How have you interpreted this requirement?  This section is followed by two subparagraphs, 903.6.1 and 903.6.2, which refer to structures that store or manufacture pyroxylin plastic and for Group I-2 structures, respectively.

When it states "this section," is it referring only to the two subparagraphs or all of Section 903?  If the latter, then it could be interpreted that any existing building that does not comply with the fire sprinkler installation requirements of the IBC would then be required to retroactively install a system; but I cannot honestly believe that was the intention.

The IFC _Code and Commentary _is useless in providing any clarification as to the intent and application of this requirement.


----------



## cda (May 6, 2013)

If you look at the 2012 it clears it up a little, would only applies to those two conditions

Chapter 9 - Fire Protection Systems

Chapter 11 - Construction Requirements for Existing Buildings


----------



## RLGA (May 6, 2013)

cda:

Thanks, I did see that in the 2012 IFC.  The problem I may have with the fire official (I'm trying to head off a potential confrontation) is that he may not see it that way and may interpret the requirement at its face value.  I will definitely use the 2012 IFC revisions as documented support for intent.


----------



## khsmith55 (May 6, 2013)

Ron. Look at 2009 IFC Section 4603.4 for a little more calcification. Not that I agree, but IFC Chapter 46 (new chapter) is RETROACTIVELY applicable to all existing buildings.
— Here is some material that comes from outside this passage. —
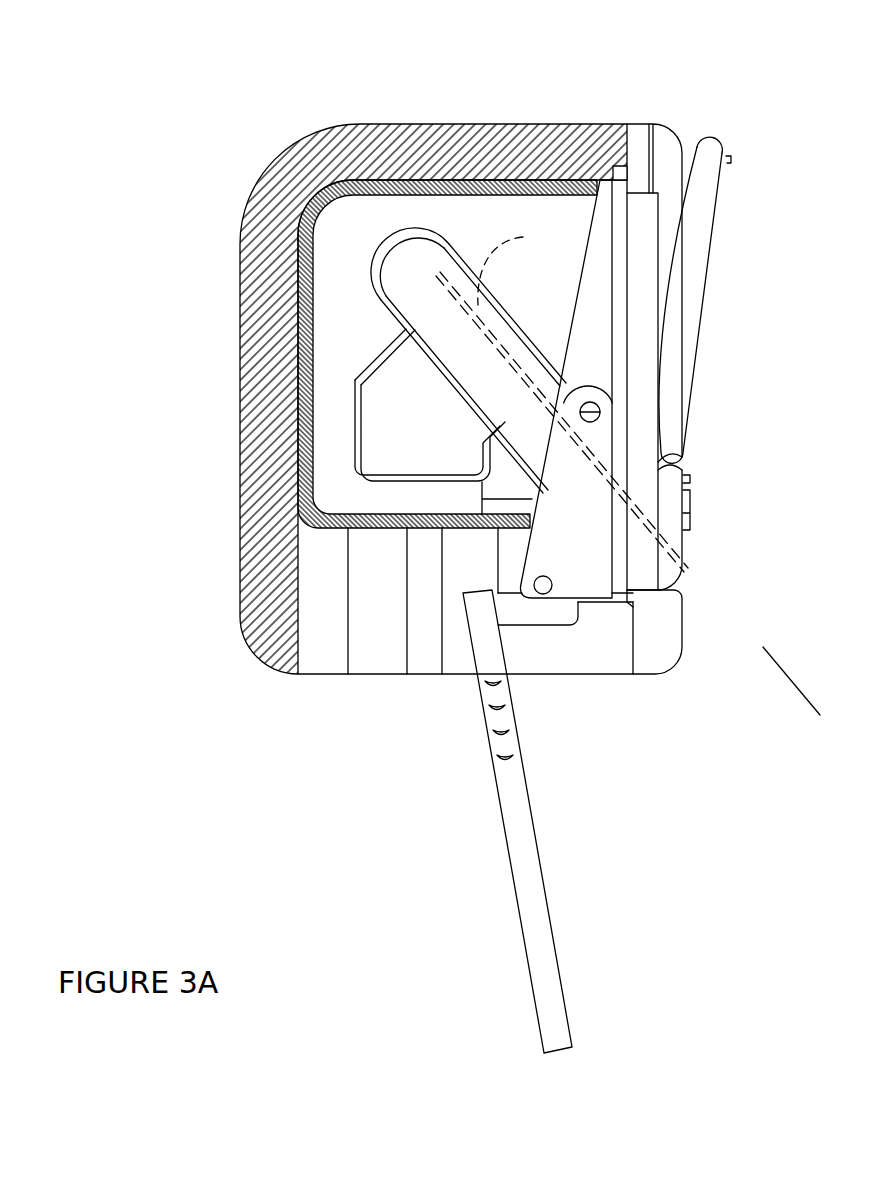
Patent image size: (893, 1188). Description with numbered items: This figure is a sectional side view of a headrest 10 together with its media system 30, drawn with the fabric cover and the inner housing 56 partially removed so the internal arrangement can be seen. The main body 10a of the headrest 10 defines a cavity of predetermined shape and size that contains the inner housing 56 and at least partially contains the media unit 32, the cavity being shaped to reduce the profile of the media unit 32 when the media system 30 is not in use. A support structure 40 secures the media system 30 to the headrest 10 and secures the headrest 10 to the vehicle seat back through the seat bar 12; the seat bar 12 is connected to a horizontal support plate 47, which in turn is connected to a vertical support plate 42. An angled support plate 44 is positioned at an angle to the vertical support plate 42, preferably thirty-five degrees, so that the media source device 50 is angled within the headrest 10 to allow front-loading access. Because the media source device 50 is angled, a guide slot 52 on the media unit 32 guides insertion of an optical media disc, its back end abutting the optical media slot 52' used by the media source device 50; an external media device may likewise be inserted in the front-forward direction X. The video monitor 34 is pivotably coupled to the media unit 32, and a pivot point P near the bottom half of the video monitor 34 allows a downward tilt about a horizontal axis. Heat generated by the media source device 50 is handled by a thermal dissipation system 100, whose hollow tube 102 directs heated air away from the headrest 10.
NOT just when a permit for new work is applied for, but upon adoption of the IFC. Take a look at Table 4603.1 to see how far reaching this chapter is.

Ken


----------



## RLGA (May 6, 2013)

khsmith55:  Thank you.  I completely missed that.  Hopefully I can get them to make the connection.


----------



## cda (May 6, 2013)

Forgot about that chapter 46, still not versed on it.


----------



## Builder Bob (May 6, 2013)

Look at chapter 34 of the IBC........ At existing buildings.........


----------



## RLGA (May 6, 2013)

Unfortunately, the fire marshal doesn't care about the building code--he's only looking at the fire code.  IBC Chapter 34 does not require a sprinkler system in existing building and the prescriptive method of the IEBC also does not require it, unless there's a change of occupancy or an addition requires it if the existing building plus the addition exceed the allowable area and a sprinkler system is needed for an area and/or height increase.  Neither of those conditions exist in the project that generated my question.

But I think we've got it covered by Chapter 46 of the IFC.

Thanks.


----------